The Commission’s proposal was also rejected by the European Parliament, which, at its plenary session on 17 June, called for it to be withdrawn. The opinion is not binding but is significant, and the ball is now in the court of the Irish Presidency of the Council from July to December.

The tax calendar

Today, the EU landscape is a patchwork: almost all Member States tax heated tobacco products (HTPs), but with varying tax bases depending on weight, sticks and format; e-liquids (PLIs) are subject to a wide range of tax regimes; pouches are taxed only in some Member States.

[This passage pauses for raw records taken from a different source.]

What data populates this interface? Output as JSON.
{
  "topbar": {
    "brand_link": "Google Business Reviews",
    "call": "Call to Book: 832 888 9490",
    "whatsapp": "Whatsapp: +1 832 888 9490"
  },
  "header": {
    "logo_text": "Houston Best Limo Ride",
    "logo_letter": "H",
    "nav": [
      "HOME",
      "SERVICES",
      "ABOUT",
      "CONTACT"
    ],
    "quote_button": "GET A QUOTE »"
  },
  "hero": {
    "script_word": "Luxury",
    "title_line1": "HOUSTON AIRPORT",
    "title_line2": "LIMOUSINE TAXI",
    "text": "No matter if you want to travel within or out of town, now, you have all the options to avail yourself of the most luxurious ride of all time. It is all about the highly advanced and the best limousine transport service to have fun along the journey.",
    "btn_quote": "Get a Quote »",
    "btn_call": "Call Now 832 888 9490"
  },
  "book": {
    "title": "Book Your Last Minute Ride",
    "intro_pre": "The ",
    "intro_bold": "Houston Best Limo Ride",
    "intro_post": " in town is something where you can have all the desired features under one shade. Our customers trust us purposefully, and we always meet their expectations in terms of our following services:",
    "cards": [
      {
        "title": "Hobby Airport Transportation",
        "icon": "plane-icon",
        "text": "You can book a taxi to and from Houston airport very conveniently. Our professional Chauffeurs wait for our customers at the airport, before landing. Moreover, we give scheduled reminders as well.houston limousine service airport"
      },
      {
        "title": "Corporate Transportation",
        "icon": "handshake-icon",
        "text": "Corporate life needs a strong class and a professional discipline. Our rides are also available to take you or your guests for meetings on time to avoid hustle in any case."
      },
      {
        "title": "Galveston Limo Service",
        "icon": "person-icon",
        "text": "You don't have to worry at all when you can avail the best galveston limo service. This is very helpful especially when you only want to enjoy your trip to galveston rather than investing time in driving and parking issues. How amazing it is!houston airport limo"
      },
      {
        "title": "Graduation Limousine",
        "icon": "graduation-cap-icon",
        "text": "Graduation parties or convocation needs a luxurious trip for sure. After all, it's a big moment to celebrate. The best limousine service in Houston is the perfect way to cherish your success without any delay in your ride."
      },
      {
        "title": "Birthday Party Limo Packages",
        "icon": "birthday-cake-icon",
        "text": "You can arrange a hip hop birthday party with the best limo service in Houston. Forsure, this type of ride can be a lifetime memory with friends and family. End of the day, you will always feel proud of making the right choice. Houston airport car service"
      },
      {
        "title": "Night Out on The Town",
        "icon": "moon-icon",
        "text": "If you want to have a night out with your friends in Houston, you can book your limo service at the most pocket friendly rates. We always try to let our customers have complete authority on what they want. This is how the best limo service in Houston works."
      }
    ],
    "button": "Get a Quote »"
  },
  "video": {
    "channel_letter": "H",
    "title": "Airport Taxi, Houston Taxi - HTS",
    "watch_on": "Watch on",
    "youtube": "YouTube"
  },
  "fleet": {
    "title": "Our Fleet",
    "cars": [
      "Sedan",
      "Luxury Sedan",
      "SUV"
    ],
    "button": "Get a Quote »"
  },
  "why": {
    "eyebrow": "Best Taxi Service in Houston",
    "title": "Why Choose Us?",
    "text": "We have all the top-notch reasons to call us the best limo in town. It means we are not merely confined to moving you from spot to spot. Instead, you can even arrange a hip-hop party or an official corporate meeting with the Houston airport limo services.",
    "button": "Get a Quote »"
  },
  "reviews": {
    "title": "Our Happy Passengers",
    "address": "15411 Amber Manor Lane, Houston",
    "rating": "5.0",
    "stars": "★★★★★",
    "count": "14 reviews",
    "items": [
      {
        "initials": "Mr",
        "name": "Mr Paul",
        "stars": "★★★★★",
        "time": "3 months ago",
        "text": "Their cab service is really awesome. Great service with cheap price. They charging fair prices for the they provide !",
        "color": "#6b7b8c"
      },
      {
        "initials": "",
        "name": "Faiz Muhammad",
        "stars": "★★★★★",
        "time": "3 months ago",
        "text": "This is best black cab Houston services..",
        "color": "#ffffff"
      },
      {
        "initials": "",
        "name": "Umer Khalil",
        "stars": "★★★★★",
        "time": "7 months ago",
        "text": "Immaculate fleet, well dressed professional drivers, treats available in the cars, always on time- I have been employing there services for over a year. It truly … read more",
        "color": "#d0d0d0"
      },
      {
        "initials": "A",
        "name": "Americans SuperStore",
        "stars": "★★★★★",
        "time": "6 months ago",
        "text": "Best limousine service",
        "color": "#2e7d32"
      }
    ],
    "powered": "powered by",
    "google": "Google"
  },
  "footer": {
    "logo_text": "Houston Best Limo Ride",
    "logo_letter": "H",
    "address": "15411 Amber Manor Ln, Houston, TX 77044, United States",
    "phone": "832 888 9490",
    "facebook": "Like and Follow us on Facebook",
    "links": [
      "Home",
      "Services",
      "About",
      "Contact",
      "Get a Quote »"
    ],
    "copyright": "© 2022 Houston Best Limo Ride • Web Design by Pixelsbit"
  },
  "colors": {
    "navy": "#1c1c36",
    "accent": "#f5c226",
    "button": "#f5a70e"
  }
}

“We are in favour of European tax harmonisation,” comments Andrea Di Paolo, vice-president of BAT Italia, “provided that the TED Directive maintains a proportionate approach, based on the different risk profiles of next-generation products. For example, for nicotine pouches for oral use, the proposed rate of 80 euros/kg represents a significant increase compared with the current Italian level (22 euros/kg) and risks penalising the supply chain. Added to this is the risk of a growth in the illicit market. To protect the sector, we believe a gradual phasing-in is appropriate, ensuring certainty for the industry’.

Whilst awaiting EU funding, Italia has already taken action. It has set out a tax timetable that also enables companies to plan their investments. The latest Budget Law has established a gradual increase in 2026–2028 in the fixed minimum amount of excise duty on cigarettes, cigarettes and shredded tobacco, updating the rates; has recalculated the coefficients for calculating excise duty on heated tobacco products and for the consumption tax on e-cigarettes, with and without nicotine; and has made a clear distinction between HTPs, inhalation liquids and modern oral products (pods).

Meanwhile, a citizens’ initiative bill, sponsored by Aiom, the AIRC Foundation, the Umberto Veronesi Foundation and the AIOM Foundation: it calls for an additional excise duty of 5 euros, with the revenue to be allocated to the National Health Service, on all smoking and nicotine-inhalation products, including new-generation products.